Alaska Over Israel is still going strong and I'm enjoying the occasional perk, such as being flown down to San Francisco last week to meet with execs from El Al, the Israeli Ambassador, and the heads of Alaska Airlines to celebrate the 70th Anniversary of the airlift as well as the new partnership between Alaska Airlines and El Al. I got another invitation to Israel from it, and hope I can follow it up this time. Israel is on my bucket list.
Every time I give a talk, a reading, have a signing, or whatnot, people come up afterward and tell me stories about my parents, about the airlift, about their experiences with the Exodus, that are, to me, entirely unexpected and entirely wonderful. Stories are perhaps our most precious possessions in life. They tell us who we are. Who we have been. Who we may yet aspire to be. I've felt honored to be the recipient of these stories, and grateful to have been allowed to hear them. Some were merely odd, some incredibly moving, some magical. And some of them were just plain fun.
But I had no idea what to do with them.
An idea I've been toying with for a while is to simply put all the ones involving Alaska Airlines alumni into a volume or two of stories about life in the air, the adventure that flying used to be way back when. I can't go back in time and recapture the tales I heard from my folks and their friends when I was a little kid sitting on the living room floor during parties, but I have a growing collection of stories, tales, and anecdotes that, while they didn't belong in Alaska Over Israel, they very much deserve to be told.
And now, I've finally starting the laborious interview process, hunting down leads, etc.
Depending on how many good stories I end up with, this will either be one volume divided into 3 parts, or 3 volumes, all titled A Breed Apart. The first would be for the oldest tales, from just prior to World War II all the way through the 1950's. Working title: A Breed Apart: This Airline Ain't for Sissies (reference to a quote from Linus "Mac" Magee or Mudhole Smith, two of the early bush pilots who went on to found what became Alaska Airlines).

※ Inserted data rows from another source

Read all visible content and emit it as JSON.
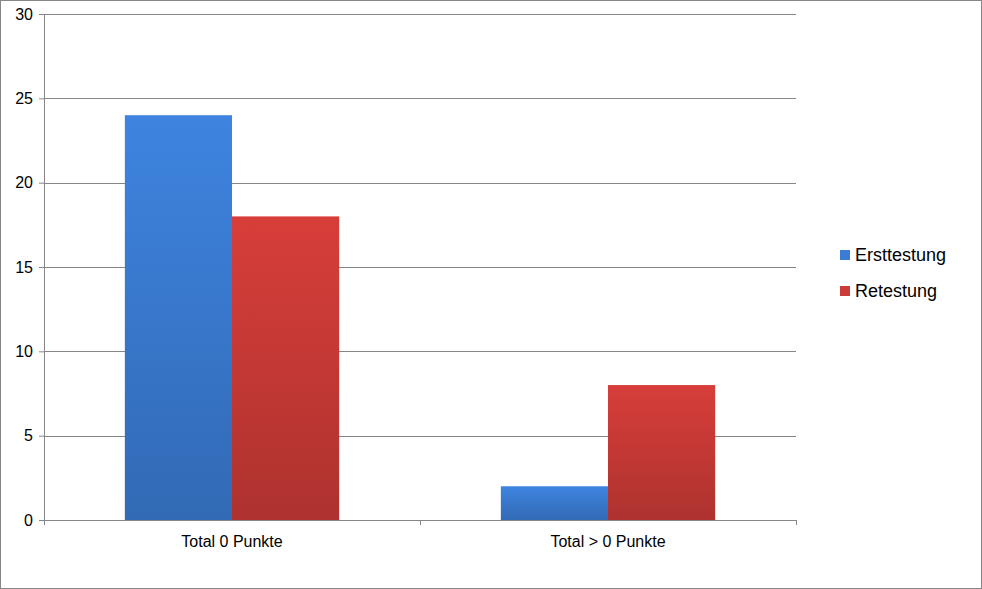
{
  "chart_data": {
    "type": "bar",
    "categories": [
      "Total 0 Punkte",
      "Total > 0 Punkte"
    ],
    "series": [
      {
        "name": "Ersttestung",
        "color": "#3b7dd4",
        "values": [
          24,
          2
        ]
      },
      {
        "name": "Retestung",
        "color": "#cc3b37",
        "values": [
          18,
          8
        ]
      }
    ],
    "ylim": [
      0,
      30
    ],
    "yticks": [
      0,
      5,
      10,
      15,
      20,
      25,
      30
    ],
    "grid": true,
    "legend": "right"
  }
}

The second would be all those stories from the point of view of the intrepid women who used to be called Stewardesses or Air Hostesses. For that one, I've chosen the working title: A Breed Apart: A Baseball Bat in One Hand and a Fire Extinguisher in the Other. The latter part of that is a quote from my mother, a former Stewardess, referencing the flights where she and the other "beanies" refereed fishermen, miners, mushers, or other manly types who hadn't seen a woman in six months. Those women were pioneers in their own right, adventurers one and all, and their stories are usually uproarious, riotous, wild, and very much worth sharing.
For the last one I'm thinking A Breed Apart: I Survived Whiskey Willis. This would be all the stories from 1960 to the late 70's, when Charlie "Whiskey" Willis was President and CEO of Alaska Airlines and life in the company is a 3-ring circus. The era of most of my childhood, when Alaska Airlines was more of a clan than a company, and we never knew if the company would survive from one day to the next, and yet we thought it would never end.
We'll see where this next adventure takes us. Onward.